In “Kimmy Does a Puzzle!” (episode eight), when Titus finally tells Kimmy and Lillian what happened on the cruise he performed on between seasons two and three, Rudolph shows up as Dionne Warwick, the cruise star Titus revered, poisoned, and hallucinated that he ate during their adventure at sea. (It’s, uh, complicated.)
Anyway: There’s very little on this earth that makes me happier than a comedian spitting jokes through a honed voice, and Rudolph does it like it’s second nature. I had to rewind through my laughter after she told a delusional Titus that he “better have a birthmark or a library card, honey, ‘cause when we die on this thing the news is gonna say, ‘Grammy Award winner Dionne Warwick and Unknown Sneaky Fool found dead.’”
1) Beyoncé as a Titus Andromedon scorned
Okay, Beyoncé didn’t literally show up in “Kimmy’s Roommate Lemonades!” (episode two), which has Titus performing a trio of Lemonade parodies written by Fey and arranged by composer Jeff Richmond. But this way of letting Titus mourn his dissolved relationship with sweet construction worker Mikey is such a season highlight that I’m more than willing to bend the rules to praise it. (For more on how the songs came together, check out Vanity Fair’s in-depth breakdown.)

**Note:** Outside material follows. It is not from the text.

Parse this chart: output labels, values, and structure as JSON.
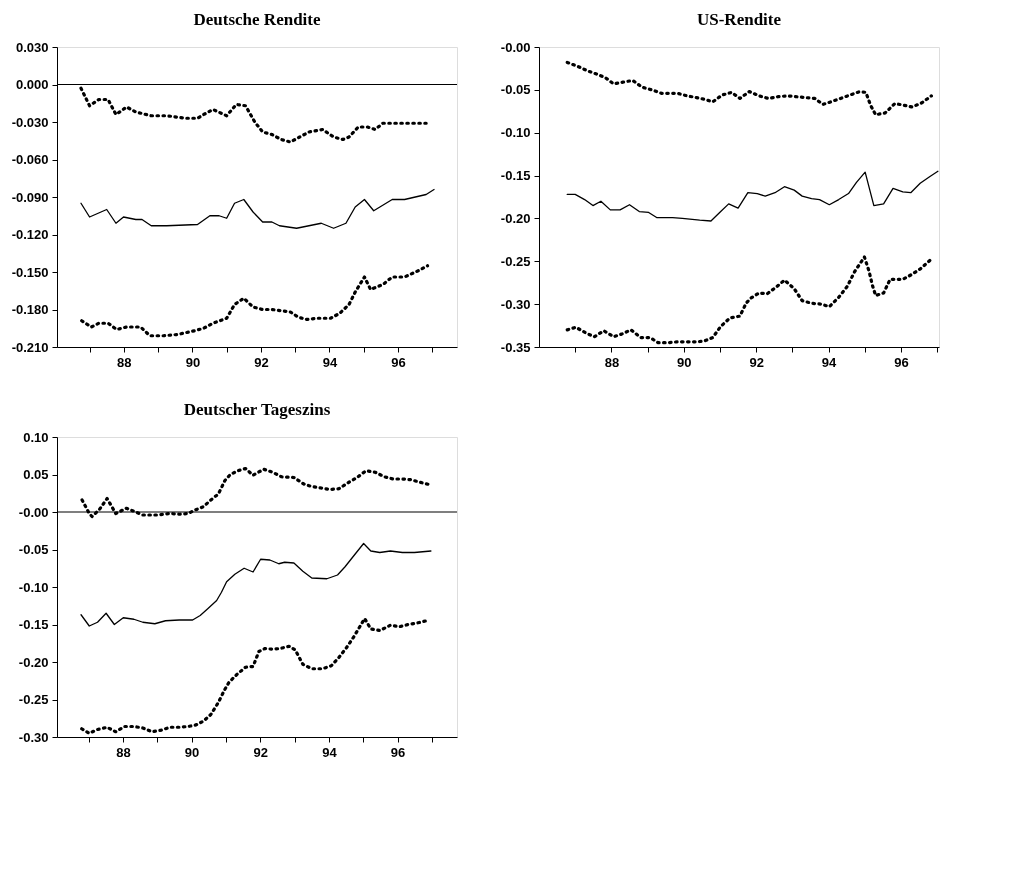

The first song is “Denial,” which mimics the bat-swinging fury of Beyoncé’s “Hold Up” so that Titus can work through the fact that Mikey might have feelings for someone else. “Whatevers” then takes on the defiance of Beyoncé’s “Sorry,” complete with a twerking Kane and the following perfect imagining of Warsan Shire’s poetry as interpreted by Titus:
What will you say at my funeral now that you’ve killed me? Here lies Titus, stepmother to my lizards, both living and dead? His heaven will be a grand piano full of baked potatoes.
Finally, Titus realizes that he might have to just let go. As Mikey’s first boyfriend ever, Titus knows he could probably keep Mikey for life if he wanted — but also, that it might be selfish of him, given that Mikey still has so much to learn about himself and his sexuality.
Which brings us to the final (untitled) song, a take on Beyoncé’s “All Night” that Burgess absolutely crushes. “All Night” is the final ballad on Lemonade, in which Beyoncé sings about letting go of the past and looking to the future. And seeing Titus make it his own is, quite simply, one of Unbreakable Kimmy Schmidt’s most emotionally resonant moments to date.
Season three of Unbreakable Kimmy Schmidt is now streaming on Netflix.